Fernando Mastrangelo
Medallions
October 8-29, 2013

Kowal+Odermatt is very pleased to announce as it’s inaugural show the exhibition Medallions, by sculptor Fernando Mastrangelo.
Originally having been part of a larger project, titled Avarice, this new series of sculptures relates to an ancient tradition of the people of the Aztec and later Mayan cultures, whereby deities were presented with gifts and adornments, similar to Mastrangelo’s medallions, in order to ingratiate oneself to these impersonal and supernatural forces.

For this exhibition, Mastrangelo, who freely admits to having a preoccupation with mythology and rituals, uses his medallions to tell narrative-based experiences, after having immersed himself, often months at a time, in the research of a particular topic, and traveling to different parts of the world. The artist replaces the original materials used by the Aztecs and Mayans to adorn their gifts, in most cases precious gems and stones, with modern-day commodities such as corn, coffee, or sugar. – Turquoise gems are translated into turquoise-dyed sugar and obsidian rock into black beans. Persuasively, he tacitly directs the viewer’s attention to one of the most socio-cultural issues of the present day. – The power of the omnipresent commodities trade and its command over worldwide prices for such commodities, in relation to the situation of the farmer growing those commonly needed crops.

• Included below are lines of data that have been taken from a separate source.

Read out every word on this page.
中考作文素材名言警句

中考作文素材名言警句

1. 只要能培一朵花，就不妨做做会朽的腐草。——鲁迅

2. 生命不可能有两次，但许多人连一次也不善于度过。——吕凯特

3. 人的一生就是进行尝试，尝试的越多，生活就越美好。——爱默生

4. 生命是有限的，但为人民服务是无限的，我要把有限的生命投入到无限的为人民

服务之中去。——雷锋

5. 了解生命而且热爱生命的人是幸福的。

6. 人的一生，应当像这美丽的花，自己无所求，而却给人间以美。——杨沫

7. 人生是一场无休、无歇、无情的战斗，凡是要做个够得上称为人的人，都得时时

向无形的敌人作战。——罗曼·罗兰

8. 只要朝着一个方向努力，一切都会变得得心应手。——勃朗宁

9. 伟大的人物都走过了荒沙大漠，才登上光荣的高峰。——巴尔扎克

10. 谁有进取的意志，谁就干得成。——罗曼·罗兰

Mastrangelos’s work runs the gamut of the human condition. Being utilitarian in his approach, as well as historical, he is rooting for the underdog, that part of society equal to ‘the lesser’. By touching on a diverse range of contemporary issues, like corn farming and its effects on the livelihoods of people, Mastrangelo’s work reads similar to that of German artist Anselm Kiefer. But while Kiefer incorporates the use of familiar products, he is prone to using them in their original appearance, while Mastrangelo lures the viewer into their own realm by exposing their own beauty and thus re-assessing the way we assign value to objects.

Medallions is at the same time a nod to the surface quality of today’s objects and products, as it masterfully resists any vapid implication therefrom. In essence, however, they bely a dark truth, disguised by the sheer opulence of their appearance. As a symbol of beauty, they may be taken as such, while at the same time, symbolically they give a face to one of the most pressing problems of our time.

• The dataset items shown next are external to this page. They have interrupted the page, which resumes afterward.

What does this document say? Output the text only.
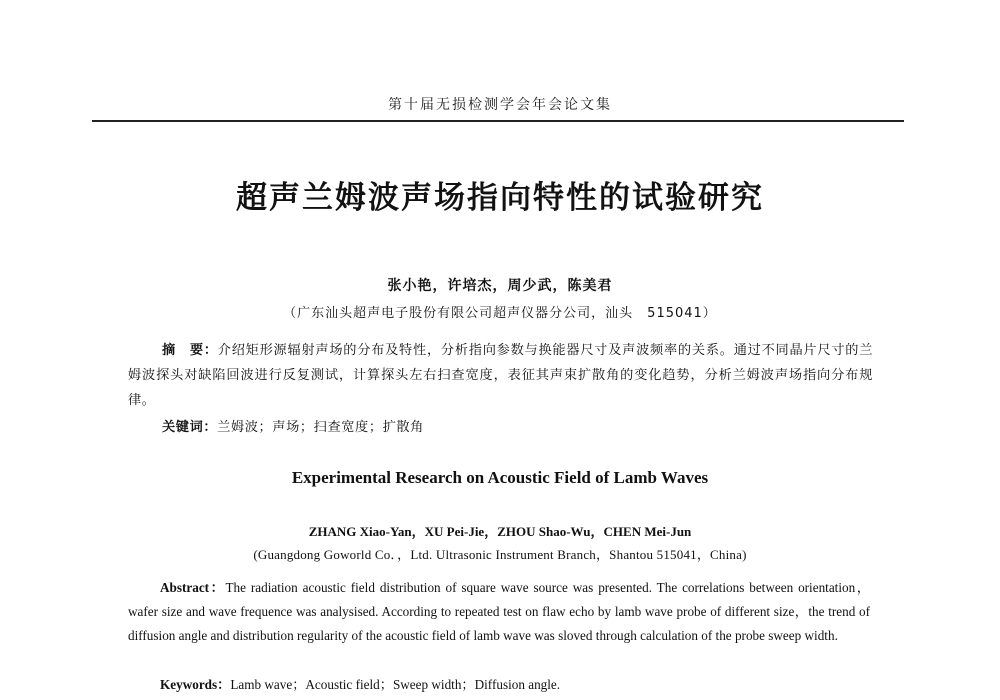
第十届无损检测学会年会论文集
超声兰姆波声场指向特性的试验研究
张小艳，许培杰，周少武，陈美君
（广东汕头超声电子股份有限公司超声仪器分公司，汕头　515041）

摘　要：介绍矩形源辐射声场的分布及特性，分析指向参数与换能器尺寸及声波频率的关系。通过不同晶片尺寸的兰姆波探头对缺陷回波进行反复测试，计算探头左右扫查宽度，表征其声束扩散角的变化趋势，分析兰姆波声场指向分布规律。

关键词：兰姆波；声场；扫查宽度；扩散角
Experimental Research on Acoustic Field of Lamb Waves
ZHANG Xiao-Yan，XU Pei-Jie，ZHOU Shao-Wu，CHEN Mei-Jun
(Guangdong Goworld Co．，Ltd. Ultrasonic Instrument Branch，Shantou 515041，China)

Abstract：The radiation acoustic field distribution of square wave source was presented. The correlations between orientation，wafer size and wave frequence was analysised. According to repeated test on flaw echo by lamb wave probe of different size，the trend of diffusion angle and distribution regularity of the acoustic field of lamb wave was sloved through calculation of the probe sweep width.

Keywords：Lamb wave；Acoustic field；Sweep width；Diffusion angle.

Fernando Mastrangelo was born in 1978. His birthplace is unknown. He received his his B.A. in Sculpture from Cornish College of the Arts, and his M.A. in Sculpture from Virginia Commonwealth University.
He has exhibited Mendes/Mendes Gallery, New York, FAS Contemporary, London, UK, Charest-Weinberg, Miami, and was most recently included in the group exhibition “Connecting Cultures”, Brooklyn Museum, NY.
His work can be found in the collection of the Brooklyn Museum, as well as in numerous private collections.